Success message is like:

Register result

Step #6: Upload sample sales data to Snowflake

If you want to try the forecast algorithm on a sample sales dataset, run this command to create a data table in your data warehouse. You can skip this step if you want to use your own data.

$ modelstar create table sample_data/sales.csv:SALES

This command uploads sales.csv file to Snowflake and creates a table called 'SALES'.

Datatable creation result

Build a forecast model using a SQL 1-linear

Run this script in a Snowflake Worksheet

Use the following command in Snowflake to build the prediction model (example below uses the sample data uploaded in step #6):

CALL UNIVARIATE_TIME_SERIES_FORECAST('SALES', 'DS', 'Y', 40, 'M');

It means: to predict the next 40 M (months) of Y value based on historical data in SALES table, where DS is the time column.

Forecast model

To run the forecasting algorithm on your own data

Under the hood, the forecast algorithm runs inside Snowflake as a Stored Procedure.
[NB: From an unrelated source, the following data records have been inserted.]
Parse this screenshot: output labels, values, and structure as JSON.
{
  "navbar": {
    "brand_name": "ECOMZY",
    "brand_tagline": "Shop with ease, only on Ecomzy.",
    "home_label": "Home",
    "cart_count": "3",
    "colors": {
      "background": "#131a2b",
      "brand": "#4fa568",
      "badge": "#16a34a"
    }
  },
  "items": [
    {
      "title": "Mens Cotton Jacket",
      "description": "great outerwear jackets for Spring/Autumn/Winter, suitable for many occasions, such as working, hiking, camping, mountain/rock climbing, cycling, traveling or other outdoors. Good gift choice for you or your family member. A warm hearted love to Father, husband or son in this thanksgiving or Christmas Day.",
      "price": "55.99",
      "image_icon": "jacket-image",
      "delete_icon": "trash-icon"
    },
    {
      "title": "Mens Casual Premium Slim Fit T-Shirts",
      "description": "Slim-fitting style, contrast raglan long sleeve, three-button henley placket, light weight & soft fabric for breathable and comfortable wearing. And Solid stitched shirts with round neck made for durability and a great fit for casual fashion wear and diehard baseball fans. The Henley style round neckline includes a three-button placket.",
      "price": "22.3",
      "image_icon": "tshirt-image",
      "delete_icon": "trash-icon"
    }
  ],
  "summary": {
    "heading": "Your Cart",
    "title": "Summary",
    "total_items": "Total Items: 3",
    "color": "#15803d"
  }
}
It takes the following parameters:

ParameterTypeDescriptionExample
<table_name>stringSales data table name'SALES'
<time_column_name>stringTimestamp column name'DS'
<value_column_name>stringvalue of interests'Y'
<forecast_period>integerforecast period40
<period_unit>integerunit alias of the given period'M' (month)

To config your own forecast period, check this API doc for a full list of unit alias.

Check the result

After the model training is finished, in the Snowflake Results window, a successful run should output a json string similar to this:

{
"return_table": "RESULT_UNIVARIATE_TIME_SERIES_FORECAST",
"run_id": "3NvQXnHQqUdYG4Fu"
}

It means a table named "RESULT_UNIVARIATE_TIME_SERIES_FORECAST" has been created to materialize the prediction data, and the run id ("3NvQXnHQqUdYG4Fu") can help you pull a prediction report.

Check the prediction data table

There're 4 columns in the table:

  • DS (datetime): time
  • Y_FORECAST, YHAT_LOWER, YHAT_UPPER (float): mean, lower and upper bonds of the predicted value (see Uncertainty Intervals in the Glossary section for their meaning).

prediction data

Check the forecasting report

Simply run this command in your local computer:

$ modelstar check <run_id>

The following message should be seen in your terminal: check run report

As it mentions, a report will show up in your browser: Report

What's in the report

The report includes 3 sections:

  • Meta information of this run

    Modeling meta data

  • Forecasting chart: to check modeling quality and forecast results.

  • Component analysis: to illustrate trend and seasonality your model has "learned", including an overall trend, and yearly and weekly seasonality (cyclical patterns over 1 year/week).

    Trend chart

note

GLOSSARY:

In-sample and out-of-sample forecast: From in-sample forecast, you can check how well the forecast model fits actual data. Out-of-sample forecast shows prediction of the future.

Uncertainty Intervals: the band between the upper and lower bounds. It means there is a 80% probability that the true value falls within that interval. A higher requirement of certainty leads to wider band (see Bartosz's article). Uncertainty also grows as we go farther into the future, leading to a widened band as a function of time.